When I arrived back with the two kids, John didn’t think anything of it.
But I still had to break the news that they were here to stay.
‘Err, by the way…’ I began nervously. ‘The kids are going to be living with us from now on.’
‘They’re going to be what?’ he asked in shock.
‘Staying. For Good,’ I replied.
‘But how will we cope?’ he asked. ‘This house isn’t big enough for all of us.’
‘We’ll have to manage somehow,’ I shrugged.
He looked at me and smiled. He was just like me. He couldn’t turn them away any more than I could. ‘Course we’ll manage,’ he said.

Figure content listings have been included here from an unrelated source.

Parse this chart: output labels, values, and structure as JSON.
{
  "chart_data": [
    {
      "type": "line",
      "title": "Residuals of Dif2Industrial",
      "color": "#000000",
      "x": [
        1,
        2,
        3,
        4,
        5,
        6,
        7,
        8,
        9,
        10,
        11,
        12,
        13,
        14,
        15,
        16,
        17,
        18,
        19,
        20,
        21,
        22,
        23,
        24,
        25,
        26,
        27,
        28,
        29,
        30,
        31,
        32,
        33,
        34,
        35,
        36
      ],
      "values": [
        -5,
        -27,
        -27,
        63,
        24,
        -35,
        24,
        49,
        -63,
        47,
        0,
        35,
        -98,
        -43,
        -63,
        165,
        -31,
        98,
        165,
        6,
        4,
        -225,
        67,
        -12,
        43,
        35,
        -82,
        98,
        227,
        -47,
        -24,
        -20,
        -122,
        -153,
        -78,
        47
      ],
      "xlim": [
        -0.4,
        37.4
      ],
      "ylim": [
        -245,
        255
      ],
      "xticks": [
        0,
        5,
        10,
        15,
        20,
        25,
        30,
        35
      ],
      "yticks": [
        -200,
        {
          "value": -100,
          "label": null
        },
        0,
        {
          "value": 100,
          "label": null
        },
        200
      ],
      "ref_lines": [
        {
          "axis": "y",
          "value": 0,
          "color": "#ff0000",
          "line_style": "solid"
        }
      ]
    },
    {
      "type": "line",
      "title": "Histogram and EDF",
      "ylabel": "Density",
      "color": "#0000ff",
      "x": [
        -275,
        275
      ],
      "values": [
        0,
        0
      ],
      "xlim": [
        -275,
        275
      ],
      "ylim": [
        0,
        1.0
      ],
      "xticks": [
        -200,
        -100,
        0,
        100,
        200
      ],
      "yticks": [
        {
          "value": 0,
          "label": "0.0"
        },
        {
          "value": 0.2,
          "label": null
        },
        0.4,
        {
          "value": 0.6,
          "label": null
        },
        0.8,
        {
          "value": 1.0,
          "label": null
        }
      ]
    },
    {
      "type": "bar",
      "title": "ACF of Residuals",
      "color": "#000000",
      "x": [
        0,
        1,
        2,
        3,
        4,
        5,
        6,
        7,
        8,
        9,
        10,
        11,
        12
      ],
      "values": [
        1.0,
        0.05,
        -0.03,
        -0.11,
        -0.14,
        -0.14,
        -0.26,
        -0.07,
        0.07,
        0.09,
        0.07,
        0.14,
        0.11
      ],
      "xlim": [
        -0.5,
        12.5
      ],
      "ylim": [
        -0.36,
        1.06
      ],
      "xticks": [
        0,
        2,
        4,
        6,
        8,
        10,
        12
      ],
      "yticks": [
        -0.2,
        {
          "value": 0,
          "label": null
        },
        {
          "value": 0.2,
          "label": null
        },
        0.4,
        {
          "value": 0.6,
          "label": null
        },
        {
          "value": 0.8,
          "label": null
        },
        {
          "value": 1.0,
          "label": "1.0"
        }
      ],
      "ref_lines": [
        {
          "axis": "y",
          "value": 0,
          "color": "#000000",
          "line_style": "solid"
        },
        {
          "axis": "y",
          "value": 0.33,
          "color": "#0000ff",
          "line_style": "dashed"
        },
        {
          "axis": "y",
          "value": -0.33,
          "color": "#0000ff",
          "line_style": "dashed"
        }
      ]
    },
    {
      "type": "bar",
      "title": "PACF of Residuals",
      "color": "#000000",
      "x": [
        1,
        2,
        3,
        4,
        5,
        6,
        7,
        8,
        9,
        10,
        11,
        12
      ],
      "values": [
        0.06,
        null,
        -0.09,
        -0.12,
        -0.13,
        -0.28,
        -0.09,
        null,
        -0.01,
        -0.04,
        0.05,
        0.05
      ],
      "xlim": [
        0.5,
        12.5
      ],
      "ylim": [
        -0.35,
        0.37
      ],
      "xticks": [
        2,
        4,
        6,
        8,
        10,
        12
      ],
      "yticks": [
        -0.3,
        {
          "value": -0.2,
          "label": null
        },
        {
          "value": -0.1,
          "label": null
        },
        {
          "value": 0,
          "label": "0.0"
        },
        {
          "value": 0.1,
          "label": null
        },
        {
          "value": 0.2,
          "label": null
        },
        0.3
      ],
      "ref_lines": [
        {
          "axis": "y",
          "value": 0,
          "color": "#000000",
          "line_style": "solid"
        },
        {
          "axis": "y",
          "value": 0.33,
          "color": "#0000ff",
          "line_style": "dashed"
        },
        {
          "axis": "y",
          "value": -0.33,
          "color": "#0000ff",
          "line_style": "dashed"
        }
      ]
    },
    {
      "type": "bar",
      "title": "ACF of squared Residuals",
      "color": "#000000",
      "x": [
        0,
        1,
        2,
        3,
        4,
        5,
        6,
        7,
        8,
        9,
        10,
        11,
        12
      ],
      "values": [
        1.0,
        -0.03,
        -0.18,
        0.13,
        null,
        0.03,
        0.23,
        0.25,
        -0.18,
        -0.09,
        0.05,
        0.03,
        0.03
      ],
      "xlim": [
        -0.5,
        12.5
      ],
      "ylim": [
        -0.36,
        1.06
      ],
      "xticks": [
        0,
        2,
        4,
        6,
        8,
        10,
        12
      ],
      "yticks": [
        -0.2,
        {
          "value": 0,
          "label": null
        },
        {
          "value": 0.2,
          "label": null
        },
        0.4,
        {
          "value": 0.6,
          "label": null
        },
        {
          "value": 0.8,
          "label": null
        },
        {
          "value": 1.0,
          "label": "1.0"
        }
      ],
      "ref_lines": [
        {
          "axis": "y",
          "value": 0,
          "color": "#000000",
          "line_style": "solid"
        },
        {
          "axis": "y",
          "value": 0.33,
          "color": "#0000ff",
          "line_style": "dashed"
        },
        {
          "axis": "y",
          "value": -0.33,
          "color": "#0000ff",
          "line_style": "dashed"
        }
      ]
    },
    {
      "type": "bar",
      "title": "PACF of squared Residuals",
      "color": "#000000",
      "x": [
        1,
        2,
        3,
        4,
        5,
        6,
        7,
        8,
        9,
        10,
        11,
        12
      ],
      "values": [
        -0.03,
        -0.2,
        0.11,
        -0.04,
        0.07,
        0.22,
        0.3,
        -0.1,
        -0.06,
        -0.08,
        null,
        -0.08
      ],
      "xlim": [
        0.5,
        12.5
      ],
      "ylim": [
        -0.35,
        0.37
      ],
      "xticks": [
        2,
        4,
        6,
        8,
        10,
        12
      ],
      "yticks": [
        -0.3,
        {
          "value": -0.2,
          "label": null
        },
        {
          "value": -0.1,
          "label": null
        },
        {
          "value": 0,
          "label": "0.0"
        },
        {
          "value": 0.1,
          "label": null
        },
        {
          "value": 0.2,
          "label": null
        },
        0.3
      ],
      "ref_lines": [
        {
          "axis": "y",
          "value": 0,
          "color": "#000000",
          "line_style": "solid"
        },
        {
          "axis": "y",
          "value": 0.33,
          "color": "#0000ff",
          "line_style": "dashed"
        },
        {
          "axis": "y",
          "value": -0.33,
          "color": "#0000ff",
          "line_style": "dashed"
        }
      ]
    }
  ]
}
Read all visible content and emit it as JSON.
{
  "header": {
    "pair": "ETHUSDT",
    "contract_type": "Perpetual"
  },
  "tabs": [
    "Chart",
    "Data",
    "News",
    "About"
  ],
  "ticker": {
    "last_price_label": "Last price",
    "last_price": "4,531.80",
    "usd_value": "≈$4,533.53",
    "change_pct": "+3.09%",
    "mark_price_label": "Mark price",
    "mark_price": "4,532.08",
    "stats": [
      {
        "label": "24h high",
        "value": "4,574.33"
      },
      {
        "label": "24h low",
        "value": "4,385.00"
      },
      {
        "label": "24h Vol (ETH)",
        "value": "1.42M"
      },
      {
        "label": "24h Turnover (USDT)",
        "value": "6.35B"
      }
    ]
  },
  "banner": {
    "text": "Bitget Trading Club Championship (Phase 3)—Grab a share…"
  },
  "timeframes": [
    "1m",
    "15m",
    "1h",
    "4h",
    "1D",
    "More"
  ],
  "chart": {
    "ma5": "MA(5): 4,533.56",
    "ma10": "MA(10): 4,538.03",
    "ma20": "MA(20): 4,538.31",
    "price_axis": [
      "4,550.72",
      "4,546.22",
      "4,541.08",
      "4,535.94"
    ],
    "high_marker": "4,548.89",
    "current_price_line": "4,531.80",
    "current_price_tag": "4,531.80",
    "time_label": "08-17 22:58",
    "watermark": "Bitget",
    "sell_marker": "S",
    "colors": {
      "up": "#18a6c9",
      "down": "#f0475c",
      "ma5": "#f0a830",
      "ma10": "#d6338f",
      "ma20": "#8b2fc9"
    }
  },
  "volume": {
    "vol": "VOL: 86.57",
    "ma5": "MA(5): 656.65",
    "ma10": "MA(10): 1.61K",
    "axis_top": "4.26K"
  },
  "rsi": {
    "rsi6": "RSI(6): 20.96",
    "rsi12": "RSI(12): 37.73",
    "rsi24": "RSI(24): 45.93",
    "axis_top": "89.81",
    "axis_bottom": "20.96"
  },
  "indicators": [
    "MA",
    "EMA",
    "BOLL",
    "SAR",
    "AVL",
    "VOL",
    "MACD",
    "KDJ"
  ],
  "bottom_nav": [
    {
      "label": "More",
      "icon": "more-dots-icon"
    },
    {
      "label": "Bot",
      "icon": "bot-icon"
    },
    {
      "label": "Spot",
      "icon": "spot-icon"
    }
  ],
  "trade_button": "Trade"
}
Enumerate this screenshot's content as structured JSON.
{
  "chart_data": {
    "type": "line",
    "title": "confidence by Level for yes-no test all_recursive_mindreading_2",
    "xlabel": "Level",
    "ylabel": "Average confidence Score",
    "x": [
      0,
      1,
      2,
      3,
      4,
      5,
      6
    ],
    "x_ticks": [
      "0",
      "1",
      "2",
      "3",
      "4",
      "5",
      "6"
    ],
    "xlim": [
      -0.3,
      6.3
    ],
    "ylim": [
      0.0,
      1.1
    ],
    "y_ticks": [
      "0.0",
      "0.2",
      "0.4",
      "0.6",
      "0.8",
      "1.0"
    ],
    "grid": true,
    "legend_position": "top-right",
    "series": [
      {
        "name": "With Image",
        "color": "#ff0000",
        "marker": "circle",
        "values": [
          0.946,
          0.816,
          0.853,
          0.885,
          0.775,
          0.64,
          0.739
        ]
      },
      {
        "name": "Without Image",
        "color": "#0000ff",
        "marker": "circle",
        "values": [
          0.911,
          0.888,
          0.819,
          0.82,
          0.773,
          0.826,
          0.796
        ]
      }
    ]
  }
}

We both knew how hard it would be but there was no question that we’d look after the kids.
We sat Robbie down and explained to him too.
‘whilst,’ we told him. ‘OK,’ he said.
He didn’t seem too worried. But going from a family of three to a family of five overnight was a huge undertaking.
‘You’re going to have to sleep with us Robbie,’ I told him. ‘But I want to stay in my room,’ he said.
‘Your cousins need it,’ I told him firmly.
It wasn’t easy.
As well as space, what with me working as a nurse and John a lorry driver, money was incredibly tight.
Because we were related to the kids we got no financial help apart from child benefit.
There would be no more holidays or meals out.
‘It’s only for a while,’ I reassured John.
But as the months passed, it became clear that Samantha and Leroy weren’t going anywhere – they were part of our family.
Gradually, Robbie got used to having his cousins around.
‘They’re my adopted brother and sister,’ he’d tell friends.
They enjoyed going swimming and watching films.
I loved seeing the three of them together.
Even though they still called us ‘aunt’ and ‘uncle’, it wasn’t long before John and I saw them as our own too.
At our last three-monthly meeting with the social worker, Samantha and Leroy said they wanted to stay with us.
When the kids’ panel ruled that they could,
Samantha clapped her hands in delight and rushed over to give me a cuddle.
It felt so right.
The kids feel secure with us and with every week that passes, their confidence is soaring
Sam still sees the kids every few weeks at Mum’s house.
I know it’s incredibly hard for him.
But the whole experience has been unbelievable really. When Andrew died I thought I’d never have the big family I’d dreamed off and now here I am raising another two children.
I can’t imagine how hard it must have been for my brother to make this decision but I’m so glad he did. I can never thank him enough.